Daten als Schutzwall
Das Schlagwort „SaaSpocalypse“ beschreibt die Befürchtung, KI-Agenten könnten klassische SaaS-Plattformen bei Unternehmenskunden überflüssig machen. McDermott dreht das Argument um: KI entfalte ihren Wert nur dann, wenn sie Zugang zu den internen Daten eines Unternehmens hat — und genau dieser Zugang laufe über Enterprise-Software. Ohne diesen Kontext seien KI-Modelle lediglich „teurer Rat“.
Als Beleg für seine eigene Überzeugung verwies McDermott auf einen persönlichen Aktienkauf über drei Millionen Dollar im Februar. Mehr als 90 Prozent der Belegschaft kaufe ebenfalls ServiceNow-Aktien.

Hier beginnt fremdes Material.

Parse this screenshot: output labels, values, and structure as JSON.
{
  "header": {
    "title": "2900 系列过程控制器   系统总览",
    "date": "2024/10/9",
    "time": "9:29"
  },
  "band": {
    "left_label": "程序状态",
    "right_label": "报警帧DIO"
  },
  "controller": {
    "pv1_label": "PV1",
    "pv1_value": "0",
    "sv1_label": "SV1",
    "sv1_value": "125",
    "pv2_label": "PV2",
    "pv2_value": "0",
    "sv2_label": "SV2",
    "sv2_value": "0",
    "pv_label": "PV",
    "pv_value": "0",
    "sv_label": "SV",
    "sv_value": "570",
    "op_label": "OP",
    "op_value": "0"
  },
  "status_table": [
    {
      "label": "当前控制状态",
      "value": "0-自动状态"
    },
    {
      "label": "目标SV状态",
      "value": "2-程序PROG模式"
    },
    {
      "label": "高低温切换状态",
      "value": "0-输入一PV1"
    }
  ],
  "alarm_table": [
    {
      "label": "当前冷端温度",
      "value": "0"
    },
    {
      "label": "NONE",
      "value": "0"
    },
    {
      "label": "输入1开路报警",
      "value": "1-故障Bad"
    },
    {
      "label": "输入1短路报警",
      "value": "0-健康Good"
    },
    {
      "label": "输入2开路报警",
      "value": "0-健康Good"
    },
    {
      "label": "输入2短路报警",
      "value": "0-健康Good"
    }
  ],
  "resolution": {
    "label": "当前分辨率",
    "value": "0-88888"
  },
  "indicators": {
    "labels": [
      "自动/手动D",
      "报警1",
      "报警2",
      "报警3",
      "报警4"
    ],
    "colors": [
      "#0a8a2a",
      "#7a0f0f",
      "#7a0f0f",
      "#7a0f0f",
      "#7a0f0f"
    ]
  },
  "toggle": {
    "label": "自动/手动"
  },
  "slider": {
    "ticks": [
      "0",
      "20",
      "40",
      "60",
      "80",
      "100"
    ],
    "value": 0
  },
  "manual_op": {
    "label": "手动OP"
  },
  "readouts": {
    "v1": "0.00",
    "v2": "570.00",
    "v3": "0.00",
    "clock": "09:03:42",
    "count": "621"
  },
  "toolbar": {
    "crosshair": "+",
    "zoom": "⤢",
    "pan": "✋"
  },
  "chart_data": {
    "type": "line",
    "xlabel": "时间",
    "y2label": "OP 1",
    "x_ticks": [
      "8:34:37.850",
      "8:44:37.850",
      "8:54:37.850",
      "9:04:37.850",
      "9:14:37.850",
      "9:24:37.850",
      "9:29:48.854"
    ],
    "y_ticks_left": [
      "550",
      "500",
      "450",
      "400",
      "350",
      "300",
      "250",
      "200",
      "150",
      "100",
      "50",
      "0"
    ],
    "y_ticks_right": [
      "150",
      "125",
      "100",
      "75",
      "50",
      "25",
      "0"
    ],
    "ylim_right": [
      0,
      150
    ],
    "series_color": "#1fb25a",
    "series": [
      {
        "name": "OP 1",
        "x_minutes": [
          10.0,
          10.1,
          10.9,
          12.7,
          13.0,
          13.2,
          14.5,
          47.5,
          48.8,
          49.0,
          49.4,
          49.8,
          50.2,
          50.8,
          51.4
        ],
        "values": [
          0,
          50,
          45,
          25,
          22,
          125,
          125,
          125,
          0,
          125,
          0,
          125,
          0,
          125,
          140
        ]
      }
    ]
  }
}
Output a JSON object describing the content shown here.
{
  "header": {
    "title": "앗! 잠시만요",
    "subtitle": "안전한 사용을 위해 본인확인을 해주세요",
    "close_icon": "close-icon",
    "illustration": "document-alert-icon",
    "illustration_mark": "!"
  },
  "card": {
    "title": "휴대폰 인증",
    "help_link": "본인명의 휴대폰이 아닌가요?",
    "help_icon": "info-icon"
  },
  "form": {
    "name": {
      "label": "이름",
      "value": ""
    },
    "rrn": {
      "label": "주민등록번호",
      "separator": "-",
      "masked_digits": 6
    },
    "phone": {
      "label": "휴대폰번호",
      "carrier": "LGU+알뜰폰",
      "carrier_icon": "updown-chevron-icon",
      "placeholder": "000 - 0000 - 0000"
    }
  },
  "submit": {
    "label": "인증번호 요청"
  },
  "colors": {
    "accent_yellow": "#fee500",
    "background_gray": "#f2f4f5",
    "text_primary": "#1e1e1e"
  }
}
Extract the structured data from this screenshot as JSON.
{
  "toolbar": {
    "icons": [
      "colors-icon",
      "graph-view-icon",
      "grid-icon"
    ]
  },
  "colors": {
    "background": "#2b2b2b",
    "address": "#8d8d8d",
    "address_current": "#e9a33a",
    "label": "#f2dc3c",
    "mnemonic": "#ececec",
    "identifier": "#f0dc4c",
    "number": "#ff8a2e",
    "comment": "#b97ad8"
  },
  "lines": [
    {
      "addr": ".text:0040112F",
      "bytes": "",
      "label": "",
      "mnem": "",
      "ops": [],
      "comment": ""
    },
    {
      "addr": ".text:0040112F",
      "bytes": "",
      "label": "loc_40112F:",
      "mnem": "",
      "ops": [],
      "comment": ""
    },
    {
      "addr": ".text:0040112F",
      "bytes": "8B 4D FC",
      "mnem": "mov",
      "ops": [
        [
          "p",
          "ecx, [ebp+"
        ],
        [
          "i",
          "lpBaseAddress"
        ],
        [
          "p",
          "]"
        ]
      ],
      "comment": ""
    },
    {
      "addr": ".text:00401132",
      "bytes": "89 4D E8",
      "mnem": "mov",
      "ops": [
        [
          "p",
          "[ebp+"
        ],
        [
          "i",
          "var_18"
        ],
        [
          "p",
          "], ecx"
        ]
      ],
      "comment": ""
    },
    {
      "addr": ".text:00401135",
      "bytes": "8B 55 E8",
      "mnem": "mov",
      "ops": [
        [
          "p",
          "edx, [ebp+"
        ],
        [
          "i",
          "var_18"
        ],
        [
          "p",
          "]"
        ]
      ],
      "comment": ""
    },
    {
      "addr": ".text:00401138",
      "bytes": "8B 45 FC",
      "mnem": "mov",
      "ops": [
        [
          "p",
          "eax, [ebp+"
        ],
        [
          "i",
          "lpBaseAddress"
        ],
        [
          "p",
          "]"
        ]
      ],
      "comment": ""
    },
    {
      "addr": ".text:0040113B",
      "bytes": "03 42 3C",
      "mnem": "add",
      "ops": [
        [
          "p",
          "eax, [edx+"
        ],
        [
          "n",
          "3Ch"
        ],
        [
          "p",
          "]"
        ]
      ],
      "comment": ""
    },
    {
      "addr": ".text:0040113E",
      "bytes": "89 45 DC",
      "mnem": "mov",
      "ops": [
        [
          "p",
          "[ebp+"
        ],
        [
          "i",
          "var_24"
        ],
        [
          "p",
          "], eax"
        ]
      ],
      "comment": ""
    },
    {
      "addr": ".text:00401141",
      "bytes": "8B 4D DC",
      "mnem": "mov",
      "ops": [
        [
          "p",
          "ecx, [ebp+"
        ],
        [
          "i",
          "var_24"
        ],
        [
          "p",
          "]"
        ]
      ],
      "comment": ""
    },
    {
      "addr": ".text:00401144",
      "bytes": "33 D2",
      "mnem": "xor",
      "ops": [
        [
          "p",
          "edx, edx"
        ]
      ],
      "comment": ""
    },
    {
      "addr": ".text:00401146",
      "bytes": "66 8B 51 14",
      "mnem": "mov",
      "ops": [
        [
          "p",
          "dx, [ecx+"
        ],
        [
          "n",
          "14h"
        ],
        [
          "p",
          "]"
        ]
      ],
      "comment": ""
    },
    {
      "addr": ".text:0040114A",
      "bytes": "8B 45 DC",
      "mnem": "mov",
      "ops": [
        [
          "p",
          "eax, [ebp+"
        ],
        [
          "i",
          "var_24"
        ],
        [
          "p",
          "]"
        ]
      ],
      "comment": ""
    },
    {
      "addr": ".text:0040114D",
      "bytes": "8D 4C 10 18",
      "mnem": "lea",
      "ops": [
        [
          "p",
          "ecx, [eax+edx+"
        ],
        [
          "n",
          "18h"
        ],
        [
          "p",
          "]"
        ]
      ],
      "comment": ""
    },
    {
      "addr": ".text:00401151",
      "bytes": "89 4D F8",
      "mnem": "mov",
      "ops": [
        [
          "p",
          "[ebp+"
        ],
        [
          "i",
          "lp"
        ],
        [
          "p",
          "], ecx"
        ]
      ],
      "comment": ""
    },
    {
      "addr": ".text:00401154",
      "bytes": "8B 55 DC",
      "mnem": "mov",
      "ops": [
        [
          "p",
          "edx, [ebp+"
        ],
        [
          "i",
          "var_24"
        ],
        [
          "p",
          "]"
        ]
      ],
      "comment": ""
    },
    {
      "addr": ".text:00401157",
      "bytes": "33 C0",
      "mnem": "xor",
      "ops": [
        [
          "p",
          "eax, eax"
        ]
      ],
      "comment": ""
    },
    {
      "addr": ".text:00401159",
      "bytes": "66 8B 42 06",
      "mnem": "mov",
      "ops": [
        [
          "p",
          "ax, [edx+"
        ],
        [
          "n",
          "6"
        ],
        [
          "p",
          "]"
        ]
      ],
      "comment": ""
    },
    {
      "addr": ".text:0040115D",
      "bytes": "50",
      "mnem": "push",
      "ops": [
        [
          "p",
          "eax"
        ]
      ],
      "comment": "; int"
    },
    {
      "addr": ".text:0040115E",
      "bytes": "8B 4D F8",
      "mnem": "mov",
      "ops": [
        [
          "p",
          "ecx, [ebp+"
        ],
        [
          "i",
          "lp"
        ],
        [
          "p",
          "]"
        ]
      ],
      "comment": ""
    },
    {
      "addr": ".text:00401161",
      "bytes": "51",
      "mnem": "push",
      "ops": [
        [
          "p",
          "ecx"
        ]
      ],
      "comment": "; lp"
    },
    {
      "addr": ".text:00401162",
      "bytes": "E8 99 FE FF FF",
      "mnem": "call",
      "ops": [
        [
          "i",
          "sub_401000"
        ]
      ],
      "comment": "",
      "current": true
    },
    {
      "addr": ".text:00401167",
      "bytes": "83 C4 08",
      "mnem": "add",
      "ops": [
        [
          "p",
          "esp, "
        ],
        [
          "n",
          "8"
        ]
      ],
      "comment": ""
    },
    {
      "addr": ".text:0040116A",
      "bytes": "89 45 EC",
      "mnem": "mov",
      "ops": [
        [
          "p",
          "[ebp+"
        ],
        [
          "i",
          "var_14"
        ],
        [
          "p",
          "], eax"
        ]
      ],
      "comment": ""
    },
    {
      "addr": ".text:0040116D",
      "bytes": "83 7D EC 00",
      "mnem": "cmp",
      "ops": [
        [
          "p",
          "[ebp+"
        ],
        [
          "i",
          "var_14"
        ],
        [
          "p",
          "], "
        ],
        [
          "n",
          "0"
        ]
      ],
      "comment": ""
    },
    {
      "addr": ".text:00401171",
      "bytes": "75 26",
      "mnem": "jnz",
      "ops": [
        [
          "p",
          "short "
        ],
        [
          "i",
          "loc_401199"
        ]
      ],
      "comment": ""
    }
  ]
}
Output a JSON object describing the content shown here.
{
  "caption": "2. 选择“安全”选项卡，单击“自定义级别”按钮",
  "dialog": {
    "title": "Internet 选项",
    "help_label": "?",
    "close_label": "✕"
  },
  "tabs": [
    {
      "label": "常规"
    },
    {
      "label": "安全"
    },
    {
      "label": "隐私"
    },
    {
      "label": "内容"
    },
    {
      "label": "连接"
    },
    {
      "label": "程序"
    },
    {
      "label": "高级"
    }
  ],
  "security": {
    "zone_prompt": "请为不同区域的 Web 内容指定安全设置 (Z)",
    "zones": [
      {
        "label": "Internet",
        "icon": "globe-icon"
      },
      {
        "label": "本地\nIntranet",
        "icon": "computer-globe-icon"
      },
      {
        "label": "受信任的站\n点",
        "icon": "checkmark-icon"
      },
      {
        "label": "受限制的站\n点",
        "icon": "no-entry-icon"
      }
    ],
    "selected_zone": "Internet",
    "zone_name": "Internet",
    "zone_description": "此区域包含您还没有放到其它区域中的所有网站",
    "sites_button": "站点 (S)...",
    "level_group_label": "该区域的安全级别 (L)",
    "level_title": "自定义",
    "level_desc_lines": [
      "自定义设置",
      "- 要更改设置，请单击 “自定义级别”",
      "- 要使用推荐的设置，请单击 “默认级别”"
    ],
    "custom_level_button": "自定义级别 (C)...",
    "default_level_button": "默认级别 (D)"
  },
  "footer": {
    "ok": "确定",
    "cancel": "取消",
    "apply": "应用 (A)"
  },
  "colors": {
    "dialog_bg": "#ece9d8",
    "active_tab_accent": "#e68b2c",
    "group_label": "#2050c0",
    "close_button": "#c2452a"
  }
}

Kursrally trotz massivem Jahresverlust
Am 7. Mai legte die Aktie 7,15 Prozent zu — getrieben von Analystenlob und positiven Ankündigungen rund um den Analyst Day: neue KI-Produkte, erweiterte Partnerschaften, ein bullisher Langfristausblick. Zum Vergleich: Der breitere Tech-Sektor gewann an diesem Tag weniger als ein Prozent.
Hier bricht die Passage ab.